At a news conference shortly after his election, Archbishop Hutchison said that 'one of the great challenges for this church in the next triennium will be unity. But unity isn't important for its own sake. We need unity so that we can reclaim our purpose and so that the world may see and believe.'
He said his main priority would be '"or our church to redirect its energy, rediscover our purpose and reclaim our mission. Circumstances outside the church have forced us in recent years to become introspective and to focus on who we are as a church and on our church structure. I want to see us look outward and refocus our attention on our mission so the world will see the church and say 'see those Christians, see how they love one another' and want to be part of it. The church exists for the world, not for the church."
Asked about his views of same-sex blessings, one of the most controversial topics General Synod members are grappling with during their nine-day meeting in this Southern Ontario city, Archbishop Hutchison said that the concept of such blessings were much less of a problem for him than the idea of same-sex marriages.
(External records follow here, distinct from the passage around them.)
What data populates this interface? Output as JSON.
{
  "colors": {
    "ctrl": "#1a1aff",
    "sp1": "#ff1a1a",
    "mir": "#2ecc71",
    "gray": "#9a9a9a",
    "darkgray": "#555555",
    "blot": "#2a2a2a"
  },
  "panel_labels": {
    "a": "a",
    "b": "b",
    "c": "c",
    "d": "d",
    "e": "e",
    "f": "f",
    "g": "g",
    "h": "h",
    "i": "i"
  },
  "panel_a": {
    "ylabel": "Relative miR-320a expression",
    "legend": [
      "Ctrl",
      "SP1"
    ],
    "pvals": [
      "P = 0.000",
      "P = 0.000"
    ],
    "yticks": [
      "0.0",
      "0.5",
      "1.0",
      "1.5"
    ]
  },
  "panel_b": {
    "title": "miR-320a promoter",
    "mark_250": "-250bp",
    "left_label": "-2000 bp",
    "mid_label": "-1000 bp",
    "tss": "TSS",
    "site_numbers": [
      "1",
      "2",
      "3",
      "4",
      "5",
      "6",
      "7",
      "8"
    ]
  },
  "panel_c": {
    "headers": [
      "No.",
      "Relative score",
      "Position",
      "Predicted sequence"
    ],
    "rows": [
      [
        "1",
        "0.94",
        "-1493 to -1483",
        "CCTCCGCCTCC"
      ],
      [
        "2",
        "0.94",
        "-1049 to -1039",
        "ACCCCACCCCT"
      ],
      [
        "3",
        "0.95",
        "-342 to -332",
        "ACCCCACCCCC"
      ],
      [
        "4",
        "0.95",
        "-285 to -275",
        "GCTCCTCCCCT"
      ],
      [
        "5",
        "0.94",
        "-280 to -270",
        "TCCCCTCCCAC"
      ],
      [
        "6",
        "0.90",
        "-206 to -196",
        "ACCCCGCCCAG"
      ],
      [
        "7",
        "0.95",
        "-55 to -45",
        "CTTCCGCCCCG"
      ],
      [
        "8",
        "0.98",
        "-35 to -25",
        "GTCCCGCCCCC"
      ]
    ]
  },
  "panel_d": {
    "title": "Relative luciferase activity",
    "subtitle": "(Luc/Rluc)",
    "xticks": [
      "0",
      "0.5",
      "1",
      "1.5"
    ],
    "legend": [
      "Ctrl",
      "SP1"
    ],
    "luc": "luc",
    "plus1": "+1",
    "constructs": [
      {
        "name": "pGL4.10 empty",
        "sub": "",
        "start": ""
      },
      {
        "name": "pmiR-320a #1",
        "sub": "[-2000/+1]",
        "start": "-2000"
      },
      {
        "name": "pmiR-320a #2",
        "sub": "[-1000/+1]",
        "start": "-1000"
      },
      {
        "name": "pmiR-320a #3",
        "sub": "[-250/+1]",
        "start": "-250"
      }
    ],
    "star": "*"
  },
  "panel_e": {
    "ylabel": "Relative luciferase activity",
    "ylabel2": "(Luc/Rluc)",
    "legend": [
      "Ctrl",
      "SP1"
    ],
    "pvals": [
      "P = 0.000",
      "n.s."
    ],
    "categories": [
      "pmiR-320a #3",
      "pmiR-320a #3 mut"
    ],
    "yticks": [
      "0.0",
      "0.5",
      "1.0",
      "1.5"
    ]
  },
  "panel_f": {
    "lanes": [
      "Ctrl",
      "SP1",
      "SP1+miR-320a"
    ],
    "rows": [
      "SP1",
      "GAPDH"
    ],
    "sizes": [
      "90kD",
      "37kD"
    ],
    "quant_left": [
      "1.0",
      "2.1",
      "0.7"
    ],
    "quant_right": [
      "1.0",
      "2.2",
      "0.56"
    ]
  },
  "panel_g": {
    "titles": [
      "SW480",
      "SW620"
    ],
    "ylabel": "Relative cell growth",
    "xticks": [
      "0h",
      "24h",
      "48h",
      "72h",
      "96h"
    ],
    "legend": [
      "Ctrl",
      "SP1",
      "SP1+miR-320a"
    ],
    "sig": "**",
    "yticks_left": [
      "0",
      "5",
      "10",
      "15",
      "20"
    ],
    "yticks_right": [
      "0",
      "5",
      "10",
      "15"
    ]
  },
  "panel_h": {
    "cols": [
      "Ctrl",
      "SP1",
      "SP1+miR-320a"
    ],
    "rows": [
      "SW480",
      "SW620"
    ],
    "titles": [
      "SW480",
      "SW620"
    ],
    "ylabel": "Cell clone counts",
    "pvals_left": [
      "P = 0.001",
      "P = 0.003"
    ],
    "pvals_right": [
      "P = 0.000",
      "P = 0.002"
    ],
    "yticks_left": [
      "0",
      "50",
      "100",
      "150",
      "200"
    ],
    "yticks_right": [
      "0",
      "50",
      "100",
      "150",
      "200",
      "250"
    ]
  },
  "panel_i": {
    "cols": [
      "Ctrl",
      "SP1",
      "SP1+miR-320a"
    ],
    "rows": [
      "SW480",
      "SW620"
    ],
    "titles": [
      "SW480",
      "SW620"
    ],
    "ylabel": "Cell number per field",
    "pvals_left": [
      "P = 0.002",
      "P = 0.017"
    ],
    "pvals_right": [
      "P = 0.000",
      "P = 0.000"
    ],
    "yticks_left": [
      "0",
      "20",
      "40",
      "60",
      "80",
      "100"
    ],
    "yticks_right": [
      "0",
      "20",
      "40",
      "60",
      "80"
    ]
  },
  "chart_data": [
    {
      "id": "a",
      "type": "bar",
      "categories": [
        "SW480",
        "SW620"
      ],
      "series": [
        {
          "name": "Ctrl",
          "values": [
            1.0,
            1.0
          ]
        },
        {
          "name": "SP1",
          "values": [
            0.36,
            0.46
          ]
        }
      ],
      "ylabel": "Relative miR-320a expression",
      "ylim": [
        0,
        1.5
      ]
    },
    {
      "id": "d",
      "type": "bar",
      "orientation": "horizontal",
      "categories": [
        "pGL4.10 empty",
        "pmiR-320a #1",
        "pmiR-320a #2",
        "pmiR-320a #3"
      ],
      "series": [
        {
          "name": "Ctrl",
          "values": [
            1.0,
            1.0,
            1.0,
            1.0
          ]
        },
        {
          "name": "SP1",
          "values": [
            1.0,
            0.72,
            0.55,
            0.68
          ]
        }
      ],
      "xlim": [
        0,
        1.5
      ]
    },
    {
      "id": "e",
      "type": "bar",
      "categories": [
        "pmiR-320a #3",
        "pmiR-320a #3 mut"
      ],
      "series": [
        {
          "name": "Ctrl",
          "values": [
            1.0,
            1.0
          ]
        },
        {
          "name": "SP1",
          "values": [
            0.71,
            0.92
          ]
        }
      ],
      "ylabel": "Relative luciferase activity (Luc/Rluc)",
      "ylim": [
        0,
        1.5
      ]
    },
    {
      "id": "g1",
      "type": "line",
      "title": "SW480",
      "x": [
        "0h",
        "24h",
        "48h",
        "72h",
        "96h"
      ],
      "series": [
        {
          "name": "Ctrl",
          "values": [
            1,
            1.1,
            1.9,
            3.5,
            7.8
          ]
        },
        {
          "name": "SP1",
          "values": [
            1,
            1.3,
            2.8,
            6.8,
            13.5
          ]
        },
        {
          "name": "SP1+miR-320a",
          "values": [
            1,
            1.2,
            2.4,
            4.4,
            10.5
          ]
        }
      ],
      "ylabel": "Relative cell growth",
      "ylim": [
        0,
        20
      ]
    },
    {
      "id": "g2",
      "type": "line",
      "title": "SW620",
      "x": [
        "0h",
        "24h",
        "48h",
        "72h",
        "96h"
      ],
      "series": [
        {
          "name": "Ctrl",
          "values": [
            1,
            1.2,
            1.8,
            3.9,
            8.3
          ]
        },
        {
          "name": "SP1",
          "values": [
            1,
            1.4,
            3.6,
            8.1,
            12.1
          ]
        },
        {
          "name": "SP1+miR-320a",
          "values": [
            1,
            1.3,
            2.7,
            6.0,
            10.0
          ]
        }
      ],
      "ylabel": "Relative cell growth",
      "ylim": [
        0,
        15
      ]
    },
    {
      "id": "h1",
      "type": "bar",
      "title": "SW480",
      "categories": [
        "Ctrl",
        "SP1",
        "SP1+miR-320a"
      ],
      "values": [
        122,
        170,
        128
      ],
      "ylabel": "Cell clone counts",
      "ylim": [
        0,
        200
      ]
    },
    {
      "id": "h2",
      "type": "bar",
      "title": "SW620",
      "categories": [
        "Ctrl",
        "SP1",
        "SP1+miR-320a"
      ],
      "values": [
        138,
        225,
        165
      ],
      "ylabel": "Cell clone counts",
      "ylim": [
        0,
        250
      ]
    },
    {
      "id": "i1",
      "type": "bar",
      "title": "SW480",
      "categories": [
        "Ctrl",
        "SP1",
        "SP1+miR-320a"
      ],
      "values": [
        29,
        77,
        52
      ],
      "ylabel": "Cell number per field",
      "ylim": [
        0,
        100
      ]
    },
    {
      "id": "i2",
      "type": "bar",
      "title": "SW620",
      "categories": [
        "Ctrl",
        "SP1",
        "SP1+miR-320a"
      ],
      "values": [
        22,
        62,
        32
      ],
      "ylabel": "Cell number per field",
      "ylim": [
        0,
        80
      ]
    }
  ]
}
Nonetheless, he added, the diocese of Montreal has abided by bishops' guidelines that do not condone such blessings.
In a "vision of the primacy" prepared by all the candidates, Archbishop Hutchison described the Primate as "the servant of the whole church & both an agent and a symbol of its unity."
Archbishop Hutchison and his wife Lois have a son and a grandson. He will be formally installed as Primate at a service at Christ's Church Cathedral in Hamilton on Friday. He succeeds the Most Revd Michael Peers who served as Primate for 18 years and who retired in February.